Apart from the fiscal cliff and tax problems President Obama also addressed the much heated issues of scandal that led to the resignation of CIA director David Petraeus and other foreign policy issues.
Here’s a look at some of them:
US will push for dialogue with Iran:
When asked about the way Obama looks its relations with Iran, the President said:
"I will try to make a push in coming months to see if we can open a dialogue" with Iran and the international community about that nation's nuclear ambitions, Obama says. "
“We're not going to let Iran get a nuclear weapon," he adds, but "there is still a window of time for us to resolve this diplomatically."
David Petraeus affair and threat to national security:
Obama sounded more defensive when talking about Petraeus scandal.

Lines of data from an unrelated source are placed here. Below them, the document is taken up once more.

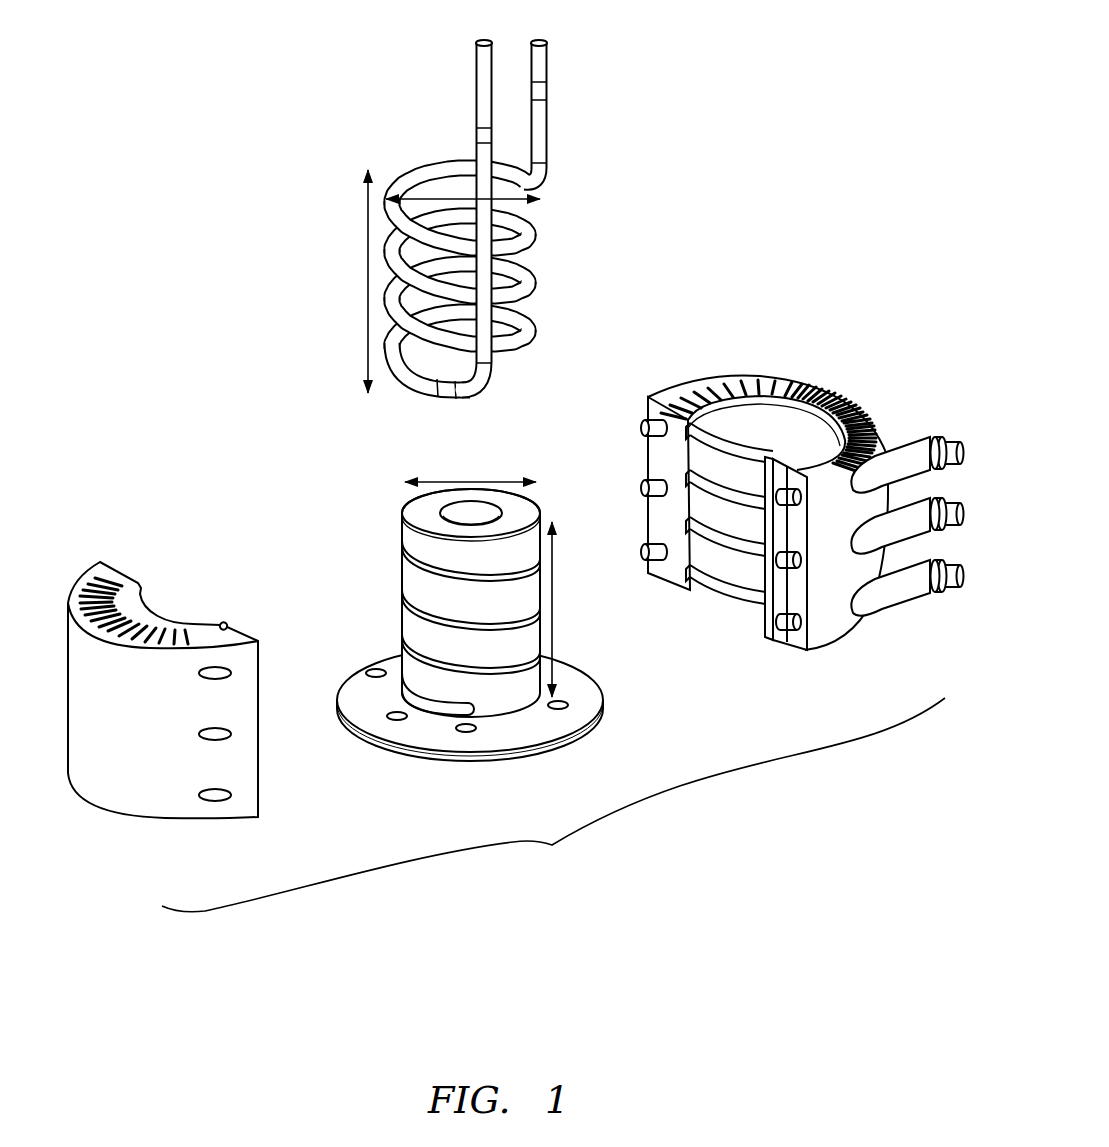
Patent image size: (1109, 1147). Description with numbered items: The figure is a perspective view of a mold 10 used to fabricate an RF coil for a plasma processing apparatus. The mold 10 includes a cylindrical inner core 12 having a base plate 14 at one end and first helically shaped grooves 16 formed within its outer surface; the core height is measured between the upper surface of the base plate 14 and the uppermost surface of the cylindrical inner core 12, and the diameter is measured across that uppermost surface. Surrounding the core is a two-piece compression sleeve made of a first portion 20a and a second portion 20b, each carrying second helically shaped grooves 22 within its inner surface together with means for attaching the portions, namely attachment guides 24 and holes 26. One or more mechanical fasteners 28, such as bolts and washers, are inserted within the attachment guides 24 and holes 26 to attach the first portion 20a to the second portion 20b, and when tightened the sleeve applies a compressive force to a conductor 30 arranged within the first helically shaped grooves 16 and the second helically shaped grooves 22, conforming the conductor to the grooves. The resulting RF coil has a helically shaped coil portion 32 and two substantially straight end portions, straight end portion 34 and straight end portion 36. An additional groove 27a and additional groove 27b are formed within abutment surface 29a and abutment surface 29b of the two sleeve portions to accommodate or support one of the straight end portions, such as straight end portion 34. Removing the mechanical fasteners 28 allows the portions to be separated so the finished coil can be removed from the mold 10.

The mold 10 is at (553, 805).
The cylindrical inner core 12 is at (355, 505).
The base plate 14 is at (399, 744).
The first helically shaped grooves 16 is at (403, 587).
The first portion 20a is at (687, 378).
The second portion 20b is at (127, 568).
The second helically shaped grooves 22 is at (716, 563).
The attachment guides 24 is at (907, 588).
The holes 26 is at (216, 734).
The additional groove 27a is at (770, 617).
The additional groove 27b is at (237, 626).
The mechanical fasteners 28 is at (947, 434).
The abutment surface 29a is at (796, 645).
The abutment surface 29b is at (262, 676).
The conductor 30 is at (628, 90).
The helically shaped coil portion 32 is at (449, 164).
The straight end portion 34 is at (471, 54).
The straight end portion 36 is at (549, 41).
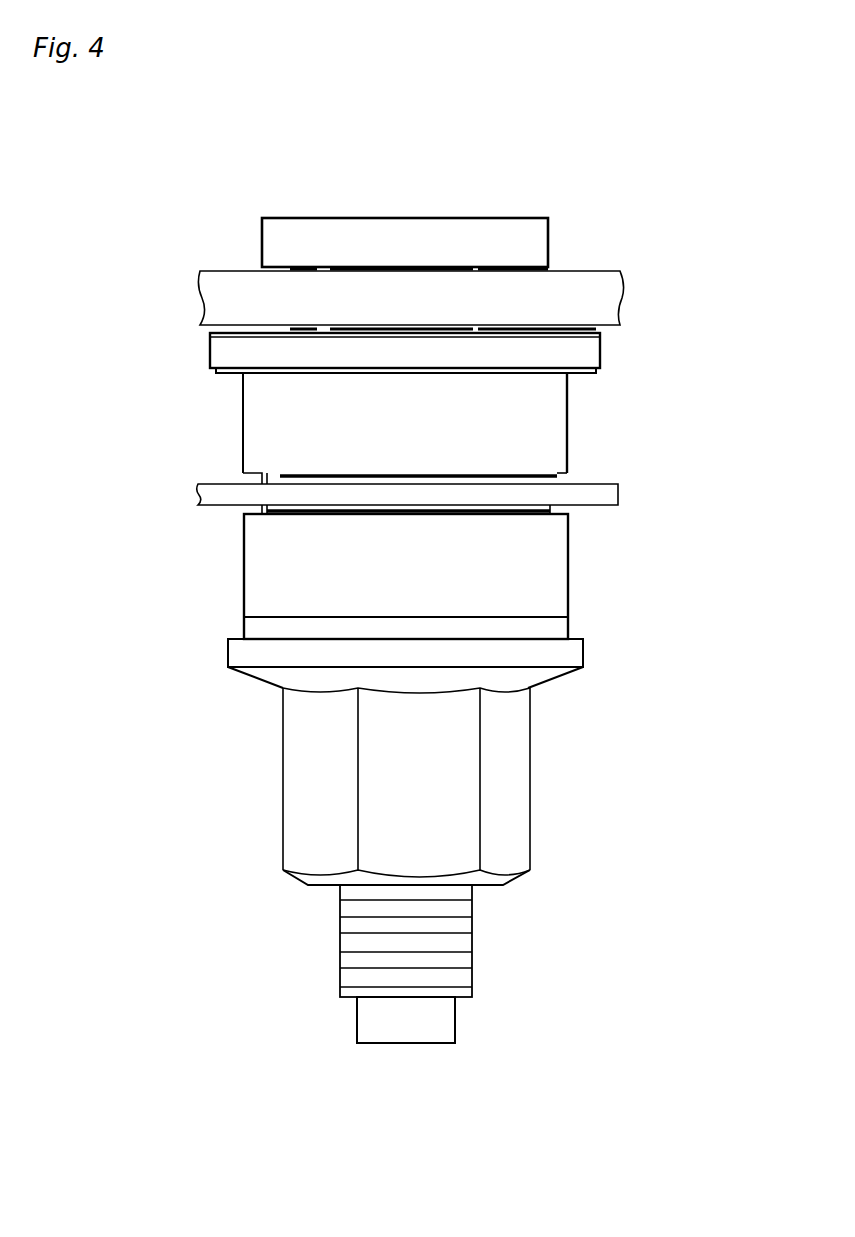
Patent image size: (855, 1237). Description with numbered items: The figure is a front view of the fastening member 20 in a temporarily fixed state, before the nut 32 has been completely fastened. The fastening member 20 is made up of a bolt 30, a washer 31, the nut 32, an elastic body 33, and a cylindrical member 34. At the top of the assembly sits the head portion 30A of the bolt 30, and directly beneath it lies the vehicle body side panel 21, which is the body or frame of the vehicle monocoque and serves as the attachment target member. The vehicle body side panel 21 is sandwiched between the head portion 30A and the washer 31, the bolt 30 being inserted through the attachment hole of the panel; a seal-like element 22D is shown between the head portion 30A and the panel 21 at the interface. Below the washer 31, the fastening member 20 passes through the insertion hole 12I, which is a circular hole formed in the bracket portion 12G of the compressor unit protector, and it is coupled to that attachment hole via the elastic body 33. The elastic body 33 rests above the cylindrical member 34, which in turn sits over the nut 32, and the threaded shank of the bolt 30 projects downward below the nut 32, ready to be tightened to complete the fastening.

"I have no evidence, at this point ... that classified information was disclosed in any way that would have an impact on national security," he said.
When questioned whether he and American people should have been told before the Election Day about the investigation of Petraeus, Obama said that he will let the FBI determine whether its notification protocols were followed.
US support conditions for Syrian opposition
When asked about whether US will arm Syrian opposition against Syrian President Bashar al Assad, he said that the recent formation of coalition of opponents is encouraging. However, to seek US support the opposition forces must be "committed to a democratic Syria, an inclusive Syria, a moderate Syria."
During the entire press conference President Obama seemed confident and firm on his stance as usual. But on sensitive issues he intelligently preferred to speak as less as possible to avoid any slips or gaffes that may create problems for him in the future.